Так, в своем основном труде «Мир как воля и представление» (1819) Шопенгауэр употребляет термин «бессознательное» как прилагательное к основному понятию «воля». Нельзя не признать наличие определенной логики именно в таком обозначении рассматриваемой здесь инстанции психического, где – в отличие от анонимной и отрицательно выстроенной семантики понятия «бессознательного» – все же схватывается главная интенция активности этого жизнеутверждающего начала сложной категории реальности.

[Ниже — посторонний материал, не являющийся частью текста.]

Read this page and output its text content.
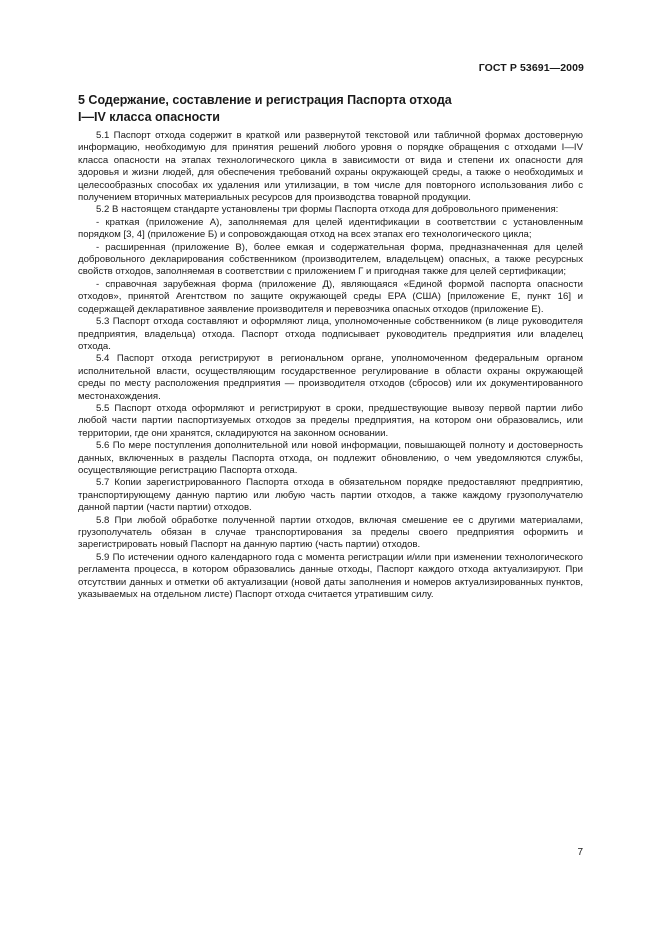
ГОСТ Р 53691—2009
5 Содержание, составление и регистрация Паспорта отхода
I—IV класса опасности

5.1 Паспорт отхода содержит в краткой или развернутой текстовой или табличной формах достоверную информацию, необходимую для принятия решений любого уровня о порядке обращения с отходами I—IV класса опасности на этапах технологического цикла в зависимости от вида и степени их опасности для здоровья и жизни людей, для обеспечения требований охраны окружающей среды, а также о необходимых и целесообразных способах их удаления или утилизации, в том числе для повторного использования либо с получением вторичных материальных ресурсов для производства товарной продукции.

5.2 В настоящем стандарте установлены три формы Паспорта отхода для добровольного применения:

- краткая (приложение А), заполняемая для целей идентификации в соответствии с установленным порядком [3, 4] (приложение Б) и сопровождающая отход на всех этапах его технологического цикла;

- расширенная (приложение В), более емкая и содержательная форма, предназначенная для целей добровольного декларирования собственником (производителем, владельцем) опасных, а также ресурсных свойств отходов, заполняемая в соответствии с приложением Г и пригодная также для целей сертификации;

- справочная зарубежная форма (приложение Д), являющаяся «Единой формой паспорта опасности отходов», принятой Агентством по защите окружающей среды EPA (США) [приложение Е, пункт 16] и содержащей декларативное заявление производителя и перевозчика опасных отходов (приложение Е).

5.3 Паспорт отхода составляют и оформляют лица, уполномоченные собственником (в лице руководителя предприятия, владельца) отхода. Паспорт отхода подписывает руководитель предприятия или владелец отхода.

5.4 Паспорт отхода регистрируют в региональном органе, уполномоченном федеральным органом исполнительной власти, осуществляющим государственное регулирование в области охраны окружающей среды по месту расположения предприятия — производителя отходов (сбросов) или их документированного местонахождения.

5.5 Паспорт отхода оформляют и регистрируют в сроки, предшествующие вывозу первой партии либо любой части партии паспортизуемых отходов за пределы предприятия, на котором они образовались, или территории, где они хранятся, складируются на законном основании.

5.6 По мере поступления дополнительной или новой информации, повышающей полноту и достоверность данных, включенных в разделы Паспорта отхода, он подлежит обновлению, о чем уведомляются службы, осуществляющие регистрацию Паспорта отхода.

5.7 Копии зарегистрированного Паспорта отхода в обязательном порядке предоставляют предприятию, транспортирующему данную партию или любую часть партии отходов, а также каждому грузополучателю данной партии (части партии) отходов.

5.8 При любой обработке полученной партии отходов, включая смешение ее с другими материалами, грузополучатель обязан в случае транспортирования за пределы своего предприятия оформить и зарегистрировать новый Паспорт на данную партию (часть партии) отходов.

5.9 По истечении одного календарного года с момента регистрации и/или при изменении технологического регламента процесса, в котором образовались данные отходы, Паспорт каждого отхода актуализируют. При отсутствии данных и отметки об актуализации (новой даты заполнения и номеров актуализированных пунктов, указываемых на отдельном листе) Паспорт отхода считается утратившим силу.

7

Ибо Шопенгауэр постоянно подчеркивал, что речь в его основном произведении идет именно о воле к жизни, при развертывании которой только и возможно становление актуального плана реальности, обозначаемого им как «представление». И далее он говорил о том, что бессознательный статус «воли» – это есть только лишь начальный этап развертывания жизненного начала реальности, «Но благодаря привходящему, для ее служения развернувшемуся миру представления, она получает познание своего хотения, она познает то, что есть предмет последнего; он, оказывается, не что иное, как это мир… Мы назвали поэтому мир явлений зеркалом воли, ее объектностью» (А. Шопенгауэр, цит. по изд. 1993).

Категория реальности у Шопенгауэра, с учетом сказанного, выстраивается гораздо более сложным и в то же время обоснованным и понятным наконец образом. В эту сложную реальность очень хорошо и органично вписываются и статус субъекта, и понятие времени. Шопенгауэр был первым, кто ясно и отчетливо заявил, что «Мир как представление (актуальный план реальности, – авт.) имеет две существенные, необходимые и неотделимые половины. Первая из них – объект: его формой служит пространство и время, а через них – множественность. Другая же половина, субъект, лежит вне пространства и времени… эти половины неразделимы даже для мысли… если исчезает это единство, то мир как представление перестает существовать». Вот эта чрезвычайно важная констатация «местоположения» субъекта в системе координат Шопенгауэра и открывает возможности для активного «перемещения» субъекта – например, в процессе психотерапии – от ригидного полюса объектной реальности, где на самом деле располагается только лишь наше тело (Шопенгауэр говорит об этом совершенно определенно), до креативного ядра внесознательных инстанций, где как раз и возможны «чудесные» реконструктивные изменения.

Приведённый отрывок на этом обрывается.